Supercharge your Embroidery Production and make more profit.
Your embroidery production can be affected in so many ways. Avoiding some or all of these can make a massive difference to your output and profitability. Here are some tips that can help you improve your current embroidery production.
1. Machine Maintenance
Machine downtime can cost you thousands of pounds of lost production and profit. If production is slow you stand to lose customers by not completing your orders on time as well.
Embroidery machines are probably one of the most expensive parts of your business but many of them are neglected with regard to service and settings. Please make sure your machines are regularly maintained up to the manufacturer’s specifications.
Most of this you should be able to do yourself, but I would advise on having a trained engineer from the supplier at least once a year. You may think that the cost of a service is expensive but compared to any loss of production it is negligible. Call your supplier for a quote now.
2. Thread Breaks
These are the most common cause of machine downtime. If they are happening on a regular basis it is very important to find the cause. A machine in good working order should have very few thread breaks. Things to check:
- Check the condition of the needle and its positioning.
- Check the thread tension.
- Check the bobbin tension.
- Check the thread path is correct.
- Check the condition of the thread.
Old thread (especially Rayon) can also cause problems. With fixed multi-head machines the worse thing is a thread break will stop all your heads producing – one break can stop production on six garments. However, with a modular system like the Melco EMT16’s one thread break will only stop the head it is broken on – the rest of your heads will continue to run – so much more efficient.
3. Framing
Optimum production is achieved by preparation. Once one garment is running on your machine, get the next one framed so as soon as the design finishes it’s ready to pop on. Have at least two sets of frames per size per machine so the machine is only standing still for seconds.

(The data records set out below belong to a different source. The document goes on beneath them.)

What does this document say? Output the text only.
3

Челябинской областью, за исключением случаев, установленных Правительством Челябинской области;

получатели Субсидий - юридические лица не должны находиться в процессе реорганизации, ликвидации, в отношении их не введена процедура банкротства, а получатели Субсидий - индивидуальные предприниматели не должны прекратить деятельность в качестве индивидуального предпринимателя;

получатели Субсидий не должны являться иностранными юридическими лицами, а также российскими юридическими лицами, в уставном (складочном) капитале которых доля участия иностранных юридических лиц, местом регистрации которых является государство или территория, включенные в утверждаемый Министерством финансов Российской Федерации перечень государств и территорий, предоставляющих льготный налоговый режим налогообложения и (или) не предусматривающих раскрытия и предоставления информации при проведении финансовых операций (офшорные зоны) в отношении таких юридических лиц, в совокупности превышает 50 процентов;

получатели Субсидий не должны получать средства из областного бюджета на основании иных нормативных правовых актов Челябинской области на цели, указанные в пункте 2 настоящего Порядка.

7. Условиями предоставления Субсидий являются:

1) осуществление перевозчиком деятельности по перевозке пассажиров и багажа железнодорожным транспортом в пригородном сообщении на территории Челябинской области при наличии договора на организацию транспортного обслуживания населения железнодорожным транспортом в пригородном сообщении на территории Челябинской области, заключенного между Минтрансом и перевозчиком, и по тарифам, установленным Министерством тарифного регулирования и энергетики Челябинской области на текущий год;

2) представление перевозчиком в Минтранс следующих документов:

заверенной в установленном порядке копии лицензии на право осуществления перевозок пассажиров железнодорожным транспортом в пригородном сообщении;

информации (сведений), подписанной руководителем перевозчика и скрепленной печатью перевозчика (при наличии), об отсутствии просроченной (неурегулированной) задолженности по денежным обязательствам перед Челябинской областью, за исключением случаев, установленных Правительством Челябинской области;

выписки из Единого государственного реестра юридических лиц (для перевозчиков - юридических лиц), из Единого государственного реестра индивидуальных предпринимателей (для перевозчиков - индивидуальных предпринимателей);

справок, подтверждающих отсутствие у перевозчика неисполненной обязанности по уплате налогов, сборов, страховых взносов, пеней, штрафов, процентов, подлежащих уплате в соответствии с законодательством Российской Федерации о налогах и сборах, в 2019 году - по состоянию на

Also, make sure you are using the right frame for the job. Consider special framing systems to help you speed up framing or make it easier for your embroidery operator.
The Hoopmaster system is a great way to make framing easy and accurate on every garment throughout an order.

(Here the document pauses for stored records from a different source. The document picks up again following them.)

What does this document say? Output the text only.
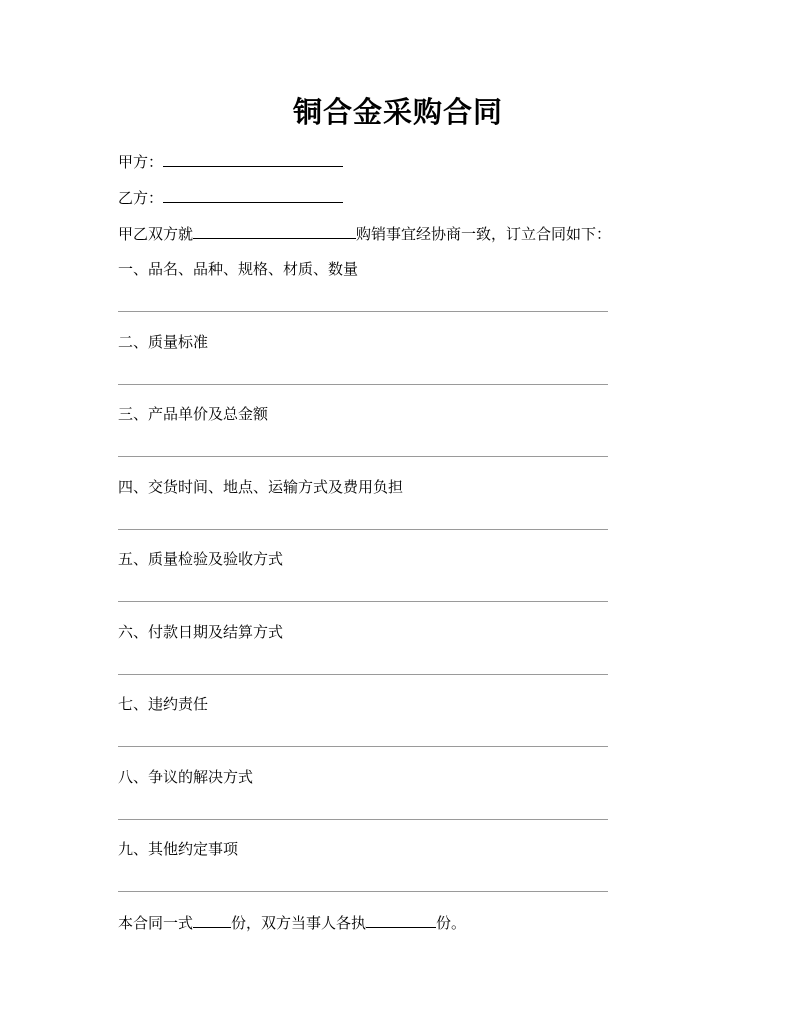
铜合金采购合同
甲方：
乙方：
甲乙双方就	购销事宜经协商一致，订立合同如下：
一、品名、品种、规格、材质、数量
二、质量标准
三、产品单价及总金额
四、交货时间、地点、运输方式及费用负担
五、质量检验及验收方式
六、付款日期及结算方式
七、违约责任
八、争议的解决方式
九、其他约定事项
本合同一式	份，双方当事人各执	份。
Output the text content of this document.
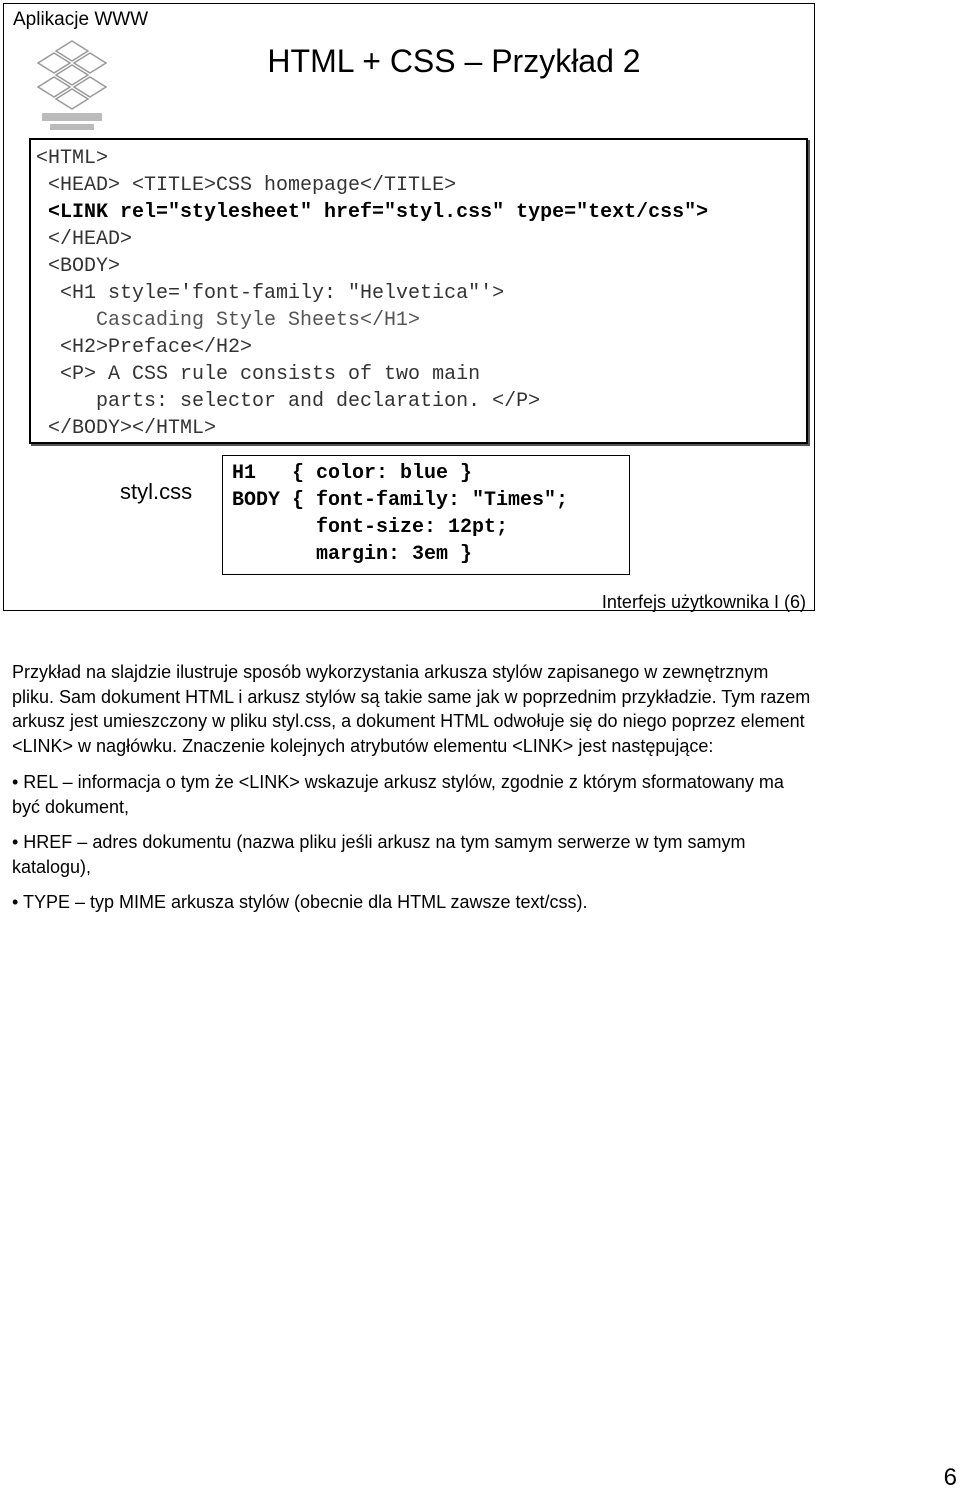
Aplikacje WWW
HTML + CSS – Przykład 2
<HTML>
<HEAD> <TITLE>CSS homepage</TITLE>
<LINK rel="stylesheet" href="styl.css" type="text/css">
</HEAD>
<BODY>
<H1 style='font-family: "Helvetica"'>
Cascading Style Sheets</H1>
<H2>Preface</H2>
<P> A CSS rule consists of two main
parts: selector and declaration. </P>
</BODY></HTML>
styl.css
H1   { color: blue }
BODY { font-family: "Times";
font-size: 12pt;
margin: 3em }
Interfejs użytkownika I (6)

Przykład na slajdzie ilustruje sposób wykorzystania arkusza stylów zapisanego w zewnętrznym pliku. Sam dokument HTML i arkusz stylów są takie same jak w poprzednim przykładzie. Tym razem arkusz jest umieszczony w pliku styl.css, a dokument HTML odwołuje się do niego poprzez element <LINK> w nagłówku. Znaczenie kolejnych atrybutów elementu <LINK> jest następujące:

• REL – informacja o tym że <LINK> wskazuje arkusz stylów, zgodnie z którym sformatowany ma być dokument,

• HREF – adres dokumentu (nazwa pliku jeśli arkusz na tym samym serwerze w tym samym katalogu),

• TYPE – typ MIME arkusza stylów (obecnie dla HTML zawsze text/css).

6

Think about magnetic frames for difficult to frame fabrics – heavy fleeces, leather and wool can be hard to frame which costs you time, as do difficult shaped items like belts, straps and shoes, for this try the Melco Fast Clamp system – a saviour in many embroidery departments.
Finally, with framing, make sure you have the right number of operators to match the number of embroidery heads you are running. One person less than required can cause heads to be left ideal when garments are finished or bobbin changes needed.
Another big benefit of the Melco EMT16 modular system is as heads finish and you change the garment the head will start running again without waiting for all heads to be changed. on a traditional multi-head, all heads will finish at the same time and production won’t start until you have re-positioned all garments.
4. Optimise your work area
Make sure your goods in, goods out and framing area are adjacent to your machinery and you have a good workflow without obstructions.
5. Digitised design
Test run your new designs on the fabric you want to embroider them onto, not just felt, to make sure they run free of thread breaks and do not contain too many stitches. Stitches on top of each other and a heavy density can cause thread breaks and downtime.
6. Design input
Make sure that new jobs/designs are in place to minimise downtime. Some machine systems now have a barcode system that will enter information from the worksheet directly into the machine.
7. Modular embroidery system
I’ve mentioned it above but if you are running conventional multi-head machines you really should consider a modular embroidery system. The Melco EMT16X’s are the only machines on the market that are truly modular. A series of machines linked by a PC with operating software that allows you to control them all from one point. A modular system gives you the flexibility of:
- Each head running all the same design or each head running a different design. This gives the flexibility of orders – you can be sampling on one and running 4 heads on another order. Or running different personalisation on every head.
- The auto-tensioning that comes on the machine will save hours in preparing your machines for different fabrics.
- Less downtime for thread breaks, bobbin changes, garment changes, makes it a far more efficient system.
- Fast and easy changing of garments – as soon as one is re-framed the machine starts embroidering again – it doesn’t wait for the rest of the heads.
Just take a few minutes to look at your set up and see if you can make any changes. You’ll be surprised by the bad habits we all get into – review and improve for optimum production?